市場回収が発生すると莫大な費用損失が発生する.そればかりではなく,生産委託したメーカ,輸入商社の信用も大きく損なわれる.回収事故一件で倒産してしまう会社もあるだろう.

市場回収となる安全性の欠陥については,商品企画,開発,試作,量産の各段階で事前にリスクをきちんと評価・対策しておかねばならない.予防的品質保証活動が重要である.

他社の事例から自社製品にも同じ問題が発生しないか検討し予防処置をとっておくことが必要だ.
上記の事故事例は過去の問題が形を変えて発生しているだけだ.
日本から製造現場が少なくなってくると,リスクを見抜く力が落ちてくる可能性がある.安易なリストラで設計の検証,協力工場の選定,協力工場の生産管理などの能力をなくしてはならない.

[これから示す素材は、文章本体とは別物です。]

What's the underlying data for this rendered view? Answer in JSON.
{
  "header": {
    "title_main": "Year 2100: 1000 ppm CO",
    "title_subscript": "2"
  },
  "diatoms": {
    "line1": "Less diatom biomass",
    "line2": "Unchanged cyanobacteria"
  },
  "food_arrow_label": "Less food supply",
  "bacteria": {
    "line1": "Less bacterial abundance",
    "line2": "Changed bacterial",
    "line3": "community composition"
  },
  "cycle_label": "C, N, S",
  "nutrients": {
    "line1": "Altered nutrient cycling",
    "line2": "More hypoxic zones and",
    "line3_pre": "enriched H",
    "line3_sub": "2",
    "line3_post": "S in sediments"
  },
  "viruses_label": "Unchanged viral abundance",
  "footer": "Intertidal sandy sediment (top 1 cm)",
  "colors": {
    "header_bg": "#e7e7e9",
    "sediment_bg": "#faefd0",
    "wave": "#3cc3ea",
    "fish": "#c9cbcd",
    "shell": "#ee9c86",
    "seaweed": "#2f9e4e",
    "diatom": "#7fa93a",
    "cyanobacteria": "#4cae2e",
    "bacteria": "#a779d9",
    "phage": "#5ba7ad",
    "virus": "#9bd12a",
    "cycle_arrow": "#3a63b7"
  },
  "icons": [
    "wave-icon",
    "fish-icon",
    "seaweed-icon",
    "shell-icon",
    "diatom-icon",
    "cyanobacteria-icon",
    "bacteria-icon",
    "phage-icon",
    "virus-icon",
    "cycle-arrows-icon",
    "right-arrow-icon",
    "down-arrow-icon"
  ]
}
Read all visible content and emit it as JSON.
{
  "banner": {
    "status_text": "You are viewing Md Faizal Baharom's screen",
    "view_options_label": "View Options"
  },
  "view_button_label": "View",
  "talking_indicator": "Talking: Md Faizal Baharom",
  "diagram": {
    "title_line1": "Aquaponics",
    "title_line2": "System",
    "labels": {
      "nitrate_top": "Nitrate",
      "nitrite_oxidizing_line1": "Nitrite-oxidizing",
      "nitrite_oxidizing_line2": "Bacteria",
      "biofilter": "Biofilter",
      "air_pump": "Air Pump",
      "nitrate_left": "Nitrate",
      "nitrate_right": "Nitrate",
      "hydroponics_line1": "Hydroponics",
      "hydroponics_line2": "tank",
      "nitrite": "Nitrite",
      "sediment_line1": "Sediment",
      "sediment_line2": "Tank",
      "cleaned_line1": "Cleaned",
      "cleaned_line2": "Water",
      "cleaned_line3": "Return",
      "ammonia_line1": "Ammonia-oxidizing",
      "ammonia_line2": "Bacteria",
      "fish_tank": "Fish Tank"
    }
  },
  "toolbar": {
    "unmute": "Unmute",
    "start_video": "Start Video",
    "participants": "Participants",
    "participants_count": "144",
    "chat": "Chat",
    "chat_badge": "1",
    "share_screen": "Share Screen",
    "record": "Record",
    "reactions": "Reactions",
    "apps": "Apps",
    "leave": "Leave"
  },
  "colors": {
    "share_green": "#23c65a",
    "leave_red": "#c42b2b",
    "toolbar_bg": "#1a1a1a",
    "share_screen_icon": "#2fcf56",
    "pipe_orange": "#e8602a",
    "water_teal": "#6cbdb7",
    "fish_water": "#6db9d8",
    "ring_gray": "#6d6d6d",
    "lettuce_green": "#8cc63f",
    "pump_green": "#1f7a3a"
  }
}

地雷を踏まないように祈りながら歩くのではなく,地雷を取り除いたところに道をつけて走るべきだ.


■今週の雑感

 職業柄市場回収の報道があると,原因を調べずにはいられなくなる.以前最大手の電源メーカがPC用アダプタ電源の回収事故を出したことがある.
その時は回収対象品を中古品市場やジャンクマーケットで探し回った.見つけてきた回収対象品を分解して,回収になるような事故の原因を探った.

そのものずばりの原因は見つけられなかったが,設計的なリスク,製造的なリスクがいくつも見つかった.そういうリスクに対する対策を自社製品に盛り込んでおくわけである.

こういう話を業界の人にすると,そっと本当の原因を教えてくれたりするものである(笑)


このコラムは、2007年12月10日に配信したメールマガジン【中国生産現場から品質改善・経営革新】第11号に掲載した記事です。